Since rare earth clays in Myanmar are soft and near the surface, they can easily be scooped into these pools of chemicals.

Satellite imagery commissioned by Global Witness showed more than 2,700 of these pools at almost 300 separate locations.

The leaching agents have tainted tributaries of Myanmar’s main river, prompted landslides and poisoned the earth, according to witnesses, miners and local activists.

Water is no longer drinkable, and endangered species such as tigers, pangolins and red pandas have fled the area.

A villager who lives along a river some 15 miles from the center of the mining sites said his wife used to catch and sell fish. Now the few they can catch make them ill, so they must buy from elsewhere at higher prices instead. Every time he enters the water, his feet feel itchy.

“There are no fish along the creek, not even small fishes,” said the villager, who asked to be anonymous for his safety. “Everything went extinct.”

Militias are rampant in these northern forest frontier areas, with at least one tied to the Border Guard Force backed by the Myanmar military, or Tatmadaw.

After a coup last year, the Tatmadaw is under international sanctions for human rights abuses, which means the rare earths money it gets from the militia may be going into a violent crackdown against civilians.

With the armed militias in control, villagers have no recourse to defend their land.

When village leaders filed a complaint about the effects of rare earth mining and testing on land needed for black cardamom, walnuts and livestock, a high-ranking militia leader aligned with the Border Guard Force angrily summoned them.
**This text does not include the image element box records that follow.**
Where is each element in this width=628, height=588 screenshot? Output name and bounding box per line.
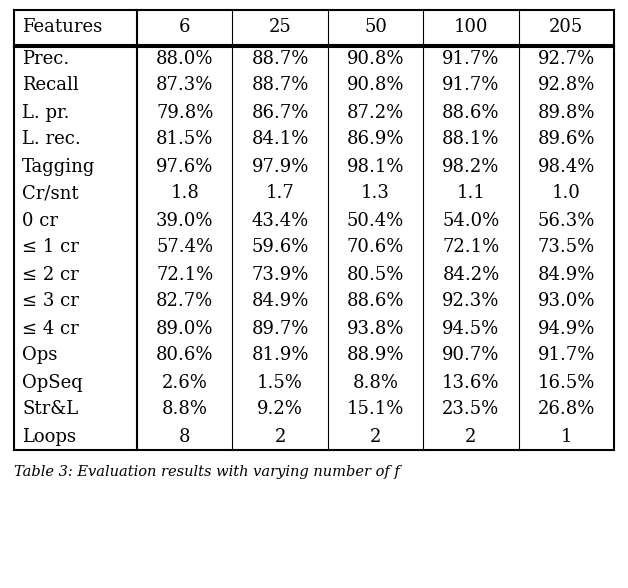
Text: 92.7%: 92.7% xyxy=(538,49,595,68)
Text: 1.5%: 1.5% xyxy=(257,373,303,392)
Text: 1: 1 xyxy=(561,427,572,446)
Text: 1.1: 1.1 xyxy=(457,185,485,202)
Text: 82.7%: 82.7% xyxy=(156,292,214,310)
Text: 86.7%: 86.7% xyxy=(251,103,309,122)
Text: 88.1%: 88.1% xyxy=(442,131,500,149)
Text: 50.4%: 50.4% xyxy=(347,212,404,229)
Text: 88.9%: 88.9% xyxy=(347,346,404,365)
Text: Cr/snt: Cr/snt xyxy=(22,185,78,202)
Bar xyxy=(14,10,614,450)
Text: 81.9%: 81.9% xyxy=(251,346,309,365)
Text: ≤ 1 cr: ≤ 1 cr xyxy=(22,239,79,256)
Text: 8: 8 xyxy=(179,427,190,446)
Text: 13.6%: 13.6% xyxy=(442,373,500,392)
Text: L. rec.: L. rec. xyxy=(22,131,81,149)
Text: 90.8%: 90.8% xyxy=(347,76,404,95)
Text: 72.1%: 72.1% xyxy=(442,239,499,256)
Text: 73.5%: 73.5% xyxy=(538,239,595,256)
Text: 84.9%: 84.9% xyxy=(538,266,595,283)
Text: Loops: Loops xyxy=(22,427,76,446)
Text: Table 3: Evaluation results with varying number of f: Table 3: Evaluation results with varying… xyxy=(14,465,400,479)
Text: 88.6%: 88.6% xyxy=(442,103,500,122)
Text: 79.8%: 79.8% xyxy=(156,103,214,122)
Text: 87.2%: 87.2% xyxy=(347,103,404,122)
Text: 97.9%: 97.9% xyxy=(251,158,309,175)
Text: 2: 2 xyxy=(465,427,477,446)
Text: 0 cr: 0 cr xyxy=(22,212,58,229)
Text: Prec.: Prec. xyxy=(22,49,69,68)
Text: 93.8%: 93.8% xyxy=(347,319,404,338)
Text: 81.5%: 81.5% xyxy=(156,131,214,149)
Text: 90.7%: 90.7% xyxy=(442,346,500,365)
Text: 84.9%: 84.9% xyxy=(251,292,309,310)
Text: Features: Features xyxy=(22,18,102,36)
Text: 100: 100 xyxy=(453,18,488,36)
Text: 89.8%: 89.8% xyxy=(538,103,595,122)
Text: 25: 25 xyxy=(269,18,291,36)
Text: 91.7%: 91.7% xyxy=(442,49,500,68)
Text: 94.9%: 94.9% xyxy=(538,319,595,338)
Text: 94.5%: 94.5% xyxy=(442,319,499,338)
Text: 72.1%: 72.1% xyxy=(156,266,214,283)
Text: Ops: Ops xyxy=(22,346,57,365)
Text: 56.3%: 56.3% xyxy=(538,212,595,229)
Text: 84.1%: 84.1% xyxy=(251,131,309,149)
Text: 9.2%: 9.2% xyxy=(257,400,303,419)
Text: 15.1%: 15.1% xyxy=(347,400,404,419)
Text: 1.3: 1.3 xyxy=(361,185,390,202)
Text: 88.7%: 88.7% xyxy=(251,49,309,68)
Text: 89.0%: 89.0% xyxy=(156,319,214,338)
Text: 91.7%: 91.7% xyxy=(442,76,500,95)
Text: 70.6%: 70.6% xyxy=(347,239,404,256)
Text: 80.5%: 80.5% xyxy=(347,266,404,283)
Text: 93.0%: 93.0% xyxy=(538,292,595,310)
Text: 87.3%: 87.3% xyxy=(156,76,214,95)
Text: 80.6%: 80.6% xyxy=(156,346,214,365)
Text: 88.6%: 88.6% xyxy=(347,292,404,310)
Text: 98.1%: 98.1% xyxy=(347,158,404,175)
Text: 23.5%: 23.5% xyxy=(442,400,499,419)
Text: 54.0%: 54.0% xyxy=(442,212,499,229)
Text: 8.8%: 8.8% xyxy=(161,400,208,419)
Text: 6: 6 xyxy=(179,18,190,36)
Text: 97.6%: 97.6% xyxy=(156,158,214,175)
Text: 88.7%: 88.7% xyxy=(251,76,309,95)
Text: 1.7: 1.7 xyxy=(266,185,295,202)
Text: 16.5%: 16.5% xyxy=(538,373,595,392)
Text: 92.3%: 92.3% xyxy=(442,292,500,310)
Text: 50: 50 xyxy=(364,18,387,36)
Text: 90.8%: 90.8% xyxy=(347,49,404,68)
Text: 98.4%: 98.4% xyxy=(538,158,595,175)
Text: 88.0%: 88.0% xyxy=(156,49,214,68)
Text: 98.2%: 98.2% xyxy=(442,158,500,175)
Text: Recall: Recall xyxy=(22,76,78,95)
Text: OpSeq: OpSeq xyxy=(22,373,83,392)
Text: 39.0%: 39.0% xyxy=(156,212,214,229)
Text: 73.9%: 73.9% xyxy=(251,266,309,283)
Text: 43.4%: 43.4% xyxy=(251,212,309,229)
Text: L. pr.: L. pr. xyxy=(22,103,70,122)
Text: 2.6%: 2.6% xyxy=(162,373,208,392)
Text: 59.6%: 59.6% xyxy=(251,239,309,256)
Text: 57.4%: 57.4% xyxy=(156,239,214,256)
Text: 8.8%: 8.8% xyxy=(352,373,399,392)
Text: ≤ 4 cr: ≤ 4 cr xyxy=(22,319,78,338)
Text: 89.7%: 89.7% xyxy=(251,319,309,338)
Text: 1.0: 1.0 xyxy=(552,185,581,202)
Text: ≤ 3 cr: ≤ 3 cr xyxy=(22,292,79,310)
Text: 86.9%: 86.9% xyxy=(347,131,404,149)
Text: Tagging: Tagging xyxy=(22,158,95,175)
Text: 91.7%: 91.7% xyxy=(538,346,595,365)
Text: 205: 205 xyxy=(549,18,583,36)
Text: 84.2%: 84.2% xyxy=(442,266,499,283)
Text: 2: 2 xyxy=(274,427,286,446)
Text: 89.6%: 89.6% xyxy=(538,131,595,149)
Text: 92.8%: 92.8% xyxy=(538,76,595,95)
Text: ≤ 2 cr: ≤ 2 cr xyxy=(22,266,78,283)
Text: 2: 2 xyxy=(370,427,381,446)
Text: 1.8: 1.8 xyxy=(170,185,199,202)
Text: Str&L: Str&L xyxy=(22,400,78,419)
Text: 26.8%: 26.8% xyxy=(538,400,595,419)
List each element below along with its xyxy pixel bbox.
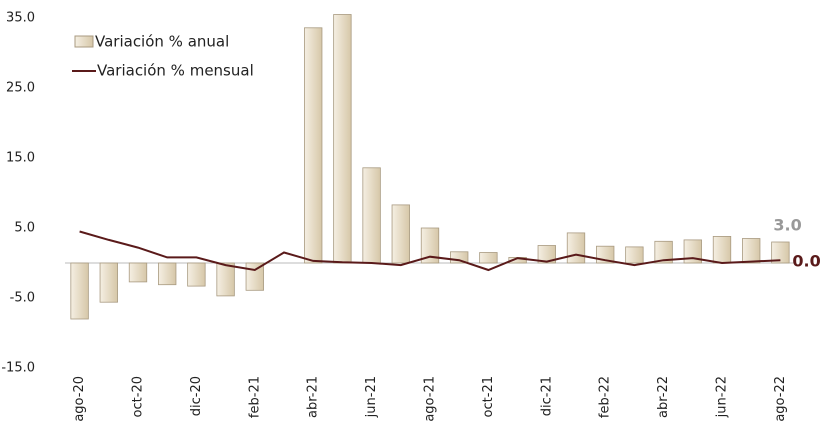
- x-tick-label: jun-22: [715, 376, 730, 418]
- bar: [304, 27, 323, 264]
- x-tick-label: oct-20: [131, 376, 146, 417]
- x-tick-label: abr-22: [656, 376, 671, 418]
- bar: [158, 262, 177, 286]
- bar: [479, 252, 498, 264]
- x-tick-label: ago-21: [423, 376, 438, 422]
- bar: [70, 262, 89, 320]
- bar: [742, 238, 761, 264]
- x-tick-label: ago-20: [72, 376, 87, 422]
- bar: [216, 262, 235, 297]
- x-tick-label: abr-21: [306, 376, 321, 418]
- bar: [420, 227, 440, 264]
- y-tick-label: 15.0: [6, 151, 35, 166]
- x-tick-label: feb-22: [598, 376, 613, 418]
- bar: [333, 14, 352, 264]
- bar: [537, 245, 556, 264]
- x-tick-label: jun-21: [364, 376, 379, 418]
- bar: [450, 251, 469, 264]
- x-tick-label: dic-20: [189, 376, 204, 416]
- y-tick-label: 25.0: [6, 81, 35, 96]
- bar: [99, 262, 118, 303]
- bar: [683, 239, 702, 264]
- bar: [625, 246, 644, 264]
- x-tick-label: dic-21: [539, 376, 554, 416]
- bar: [187, 262, 206, 287]
- legend-label: Variación % mensual: [97, 62, 254, 80]
- x-tick-label: oct-21: [481, 376, 496, 417]
- line: [79, 230, 781, 272]
- legend-label: Variación % anual: [95, 33, 229, 51]
- y-tick-label: 35.0: [6, 11, 35, 26]
- y-tick-label: 5.0: [14, 221, 35, 236]
- bar: [128, 262, 148, 283]
- legend-swatch: [74, 35, 94, 48]
- bar: [566, 232, 586, 264]
- data-label: 3.0: [773, 216, 801, 235]
- bar: [771, 241, 790, 264]
- bar: [654, 240, 673, 264]
- x-tick-label: ago-22: [773, 376, 788, 422]
- data-label: 0.0: [792, 252, 820, 271]
- bar: [362, 167, 381, 264]
- y-tick-label: -15.0: [1, 361, 35, 376]
- bar: [712, 235, 732, 264]
- x-tick-label: feb-21: [247, 376, 262, 418]
- bar: [391, 204, 410, 264]
- y-tick-label: -5.0: [10, 291, 35, 306]
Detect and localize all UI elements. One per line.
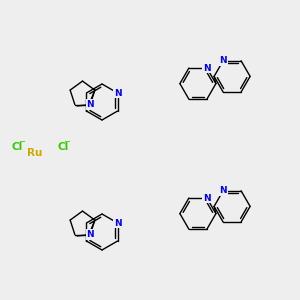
- Text: Ru: Ru: [27, 148, 43, 158]
- Text: N: N: [219, 56, 227, 65]
- Text: N: N: [219, 186, 227, 195]
- Text: N: N: [114, 218, 122, 227]
- Text: −: −: [64, 137, 70, 146]
- Text: N: N: [86, 100, 94, 109]
- Text: N: N: [86, 230, 94, 239]
- Text: N: N: [203, 194, 211, 202]
- Text: N: N: [114, 88, 122, 98]
- Text: Cl: Cl: [57, 142, 68, 152]
- Text: Cl: Cl: [12, 142, 23, 152]
- Text: −: −: [19, 137, 26, 146]
- Text: N: N: [203, 64, 211, 73]
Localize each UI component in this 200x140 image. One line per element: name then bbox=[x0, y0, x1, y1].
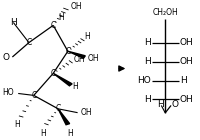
Text: OH: OH bbox=[87, 54, 99, 63]
Text: H: H bbox=[144, 38, 151, 47]
Text: C: C bbox=[31, 91, 36, 100]
Text: HO: HO bbox=[137, 76, 151, 85]
Text: H: H bbox=[41, 129, 46, 138]
Text: H: H bbox=[180, 76, 187, 85]
Text: OH: OH bbox=[180, 95, 194, 104]
Text: OH: OH bbox=[180, 57, 194, 66]
Text: H: H bbox=[157, 100, 164, 109]
Text: H: H bbox=[58, 13, 64, 22]
Text: HO: HO bbox=[3, 88, 14, 97]
Text: C: C bbox=[26, 38, 32, 47]
Text: O: O bbox=[2, 52, 9, 61]
Polygon shape bbox=[68, 51, 85, 58]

He said rare earth mining would proceed with or without their agreement. “You, village leaders, should solve this issue,” he yelled as he pointed to the leaders, according to a recording of the January meeting obtained by Global Witness, which was shared with and verified by the AP. “Otherwise, I’ll have to start shooting and killing people. Do not underestimate me. I am not a child – this is not child’s play.”

The Myanmar military, militia-owned mining companies and militia leaders did not respond to requests for comment.

In the meantime, mining projects continue to get ever closer to the land villagers are trying to protect.

“We dare not complain,” said a villager, who also asked to be anonymous for his safety. “If we say something … they beat us. We don’t want to be in prison.”